EU funds now make up 17 per cent of the total science research grants in the UK’s Higher Education Institutes (HEIs). As Scientists for EU note, ‘a huge 73 per cent of the increase in HEI science funding from 2007 to 14 can be assigned to EU sources’. British science is growing not because of the UK government, but because of the EU.

  1. But even that is missing the point. This isn’t just a numbers game.

Much of the research UK universities are currently doing is for international EU projects. The simple fact is, that would be much harder were we out of the EU. The EU Research Council is a window of opportunity for UK scientists to work cross-border.

As Universities UK points out, ‘Research done through international collaboration has 1.4 times the impact of research done on a national level’, while ‘over 60 per cent of the UK’s internationally co-authored papers are with partners inside the EU’.

Science funding is almost entirely grant/project-based. We would miss out on taking part in a huge range of vital international projects were we to Leave.

  1. Vote Leave’s numbers are way off. They’ve already spent their EU ‘saving’.

As the Royal Society note, the UK is a net beneficiary when it comes to EU science funding – we put in more than our contribution would justify.
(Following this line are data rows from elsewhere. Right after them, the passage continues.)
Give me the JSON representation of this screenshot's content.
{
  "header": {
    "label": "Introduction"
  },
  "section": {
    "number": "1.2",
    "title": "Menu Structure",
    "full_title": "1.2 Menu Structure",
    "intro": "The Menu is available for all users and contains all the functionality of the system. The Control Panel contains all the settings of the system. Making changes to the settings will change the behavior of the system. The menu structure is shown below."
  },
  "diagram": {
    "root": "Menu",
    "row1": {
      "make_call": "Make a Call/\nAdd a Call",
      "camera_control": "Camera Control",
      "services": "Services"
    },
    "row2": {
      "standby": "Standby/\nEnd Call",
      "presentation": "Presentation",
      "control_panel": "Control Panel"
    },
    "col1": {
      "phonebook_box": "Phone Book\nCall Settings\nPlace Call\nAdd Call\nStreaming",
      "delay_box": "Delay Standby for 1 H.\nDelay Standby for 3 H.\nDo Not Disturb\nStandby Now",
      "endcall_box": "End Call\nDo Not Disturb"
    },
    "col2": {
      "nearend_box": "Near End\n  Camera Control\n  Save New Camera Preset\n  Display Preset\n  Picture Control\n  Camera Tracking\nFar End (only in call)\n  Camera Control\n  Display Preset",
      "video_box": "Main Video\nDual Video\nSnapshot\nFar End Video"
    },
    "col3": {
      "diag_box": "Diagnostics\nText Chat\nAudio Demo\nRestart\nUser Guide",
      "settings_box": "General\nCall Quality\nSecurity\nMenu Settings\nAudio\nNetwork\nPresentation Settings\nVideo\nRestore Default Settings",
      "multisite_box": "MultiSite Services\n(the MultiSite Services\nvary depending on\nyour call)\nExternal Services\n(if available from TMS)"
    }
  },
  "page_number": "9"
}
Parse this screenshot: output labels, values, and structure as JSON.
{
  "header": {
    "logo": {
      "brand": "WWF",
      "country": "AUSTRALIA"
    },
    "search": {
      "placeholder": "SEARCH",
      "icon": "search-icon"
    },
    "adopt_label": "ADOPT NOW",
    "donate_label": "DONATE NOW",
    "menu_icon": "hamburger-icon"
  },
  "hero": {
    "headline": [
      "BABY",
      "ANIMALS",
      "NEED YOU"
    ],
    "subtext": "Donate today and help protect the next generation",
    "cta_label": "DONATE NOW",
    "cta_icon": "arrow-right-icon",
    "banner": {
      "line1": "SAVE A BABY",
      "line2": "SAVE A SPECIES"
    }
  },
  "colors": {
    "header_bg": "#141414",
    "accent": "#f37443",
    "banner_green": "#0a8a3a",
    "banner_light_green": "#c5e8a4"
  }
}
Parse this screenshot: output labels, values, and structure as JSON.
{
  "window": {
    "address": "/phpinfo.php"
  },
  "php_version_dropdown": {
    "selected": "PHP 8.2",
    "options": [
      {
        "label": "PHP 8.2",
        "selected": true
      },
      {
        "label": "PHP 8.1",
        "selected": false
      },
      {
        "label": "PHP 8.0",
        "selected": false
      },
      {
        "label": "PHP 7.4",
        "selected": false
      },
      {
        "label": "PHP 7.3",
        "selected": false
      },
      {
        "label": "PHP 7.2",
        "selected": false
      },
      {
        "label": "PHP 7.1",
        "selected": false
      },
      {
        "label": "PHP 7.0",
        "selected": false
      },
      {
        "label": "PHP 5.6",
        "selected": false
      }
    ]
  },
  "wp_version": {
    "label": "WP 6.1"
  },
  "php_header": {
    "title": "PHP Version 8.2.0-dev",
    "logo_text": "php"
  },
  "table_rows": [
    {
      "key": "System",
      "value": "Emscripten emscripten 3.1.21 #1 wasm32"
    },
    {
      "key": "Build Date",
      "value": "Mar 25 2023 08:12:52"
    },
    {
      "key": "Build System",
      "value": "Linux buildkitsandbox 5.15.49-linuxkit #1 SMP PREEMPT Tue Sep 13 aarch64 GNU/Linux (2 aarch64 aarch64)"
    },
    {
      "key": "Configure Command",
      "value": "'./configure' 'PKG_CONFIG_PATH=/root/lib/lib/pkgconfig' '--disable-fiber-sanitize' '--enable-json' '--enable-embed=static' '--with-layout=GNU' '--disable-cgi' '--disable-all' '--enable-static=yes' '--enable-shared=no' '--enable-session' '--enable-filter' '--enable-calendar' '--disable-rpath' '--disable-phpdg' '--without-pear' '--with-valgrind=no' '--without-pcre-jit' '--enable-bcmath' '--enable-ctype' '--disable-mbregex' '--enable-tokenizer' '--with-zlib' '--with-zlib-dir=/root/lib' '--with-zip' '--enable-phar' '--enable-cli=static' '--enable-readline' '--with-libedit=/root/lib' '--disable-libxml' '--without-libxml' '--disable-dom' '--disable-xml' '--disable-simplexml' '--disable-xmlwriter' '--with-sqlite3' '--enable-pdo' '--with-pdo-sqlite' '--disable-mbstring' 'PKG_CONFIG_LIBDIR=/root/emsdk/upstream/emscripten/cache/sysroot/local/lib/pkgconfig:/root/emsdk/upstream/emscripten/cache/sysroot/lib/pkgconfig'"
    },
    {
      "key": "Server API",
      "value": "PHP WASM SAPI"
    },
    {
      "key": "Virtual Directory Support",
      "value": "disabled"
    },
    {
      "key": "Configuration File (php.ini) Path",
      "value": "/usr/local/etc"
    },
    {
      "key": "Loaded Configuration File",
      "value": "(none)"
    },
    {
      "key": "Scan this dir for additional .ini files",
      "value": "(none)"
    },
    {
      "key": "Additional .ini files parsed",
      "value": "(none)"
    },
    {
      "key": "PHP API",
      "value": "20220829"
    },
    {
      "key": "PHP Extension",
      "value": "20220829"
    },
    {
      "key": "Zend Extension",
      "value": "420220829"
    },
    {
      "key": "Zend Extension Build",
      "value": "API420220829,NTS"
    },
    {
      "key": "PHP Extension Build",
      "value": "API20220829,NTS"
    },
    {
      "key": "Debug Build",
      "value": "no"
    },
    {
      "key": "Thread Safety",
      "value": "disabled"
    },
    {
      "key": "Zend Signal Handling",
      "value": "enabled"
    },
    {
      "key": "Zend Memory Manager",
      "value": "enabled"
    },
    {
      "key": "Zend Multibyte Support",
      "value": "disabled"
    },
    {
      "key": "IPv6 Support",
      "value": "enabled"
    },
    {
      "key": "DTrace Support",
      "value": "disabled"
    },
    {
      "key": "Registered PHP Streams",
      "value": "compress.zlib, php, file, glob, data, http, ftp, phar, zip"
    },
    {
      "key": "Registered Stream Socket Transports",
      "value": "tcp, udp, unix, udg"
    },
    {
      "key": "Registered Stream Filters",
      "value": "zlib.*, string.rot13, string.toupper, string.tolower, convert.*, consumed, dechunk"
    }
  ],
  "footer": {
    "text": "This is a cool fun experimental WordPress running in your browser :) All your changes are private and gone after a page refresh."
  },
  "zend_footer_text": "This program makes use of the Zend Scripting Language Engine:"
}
And we’re second in the whole of Europe when it comes to EU Framework Programme funding for science.

But none of this matters if we can just put all the money from the Brexit savings into science, right?

Well, the problem is that Vote Leave have already ‘spent’ those savings.

After the rebate and returned income is taken into account (minus the economic impact of a Leave vote), the UK gives around £160 million per week to the EU. Vote Leave have already said £100 million of that will go into the NHS.

Their other main spending pledge is a cut in VAT on fuel bills, one which has been totally uncosted but which would almost certainly account for most of the other £60 million per week. Again, that’s all before the long-term economic impact of a Leave vote was taken into account.

  1. It’s not just about the money. It’s about people.

People from the EU make up 15 per cent of the academic workforce, and EU students 5 per cent of the student body, while in 2012/13, over 27,000 EU students came to study or work (train/teach) in the UK with an Erasmus grant.

What’s the likelihood this would remain the case once the proposed border controls and stricter limits come into force?

The international cooperation we get to work on cross-border research with EU colleagues across the continent is unparalleled anywhere in the world. We have the biggest knowledge sharing platform that’s ever existed – and we’re all the better for it.

So today we’ve added another unfunded spending pledge from an organisation with no power over it. But this is bigger than that.

Knowledge is for sharing, not for hiding away in favour of nationalism. British science is stronger for us remaining in the EU.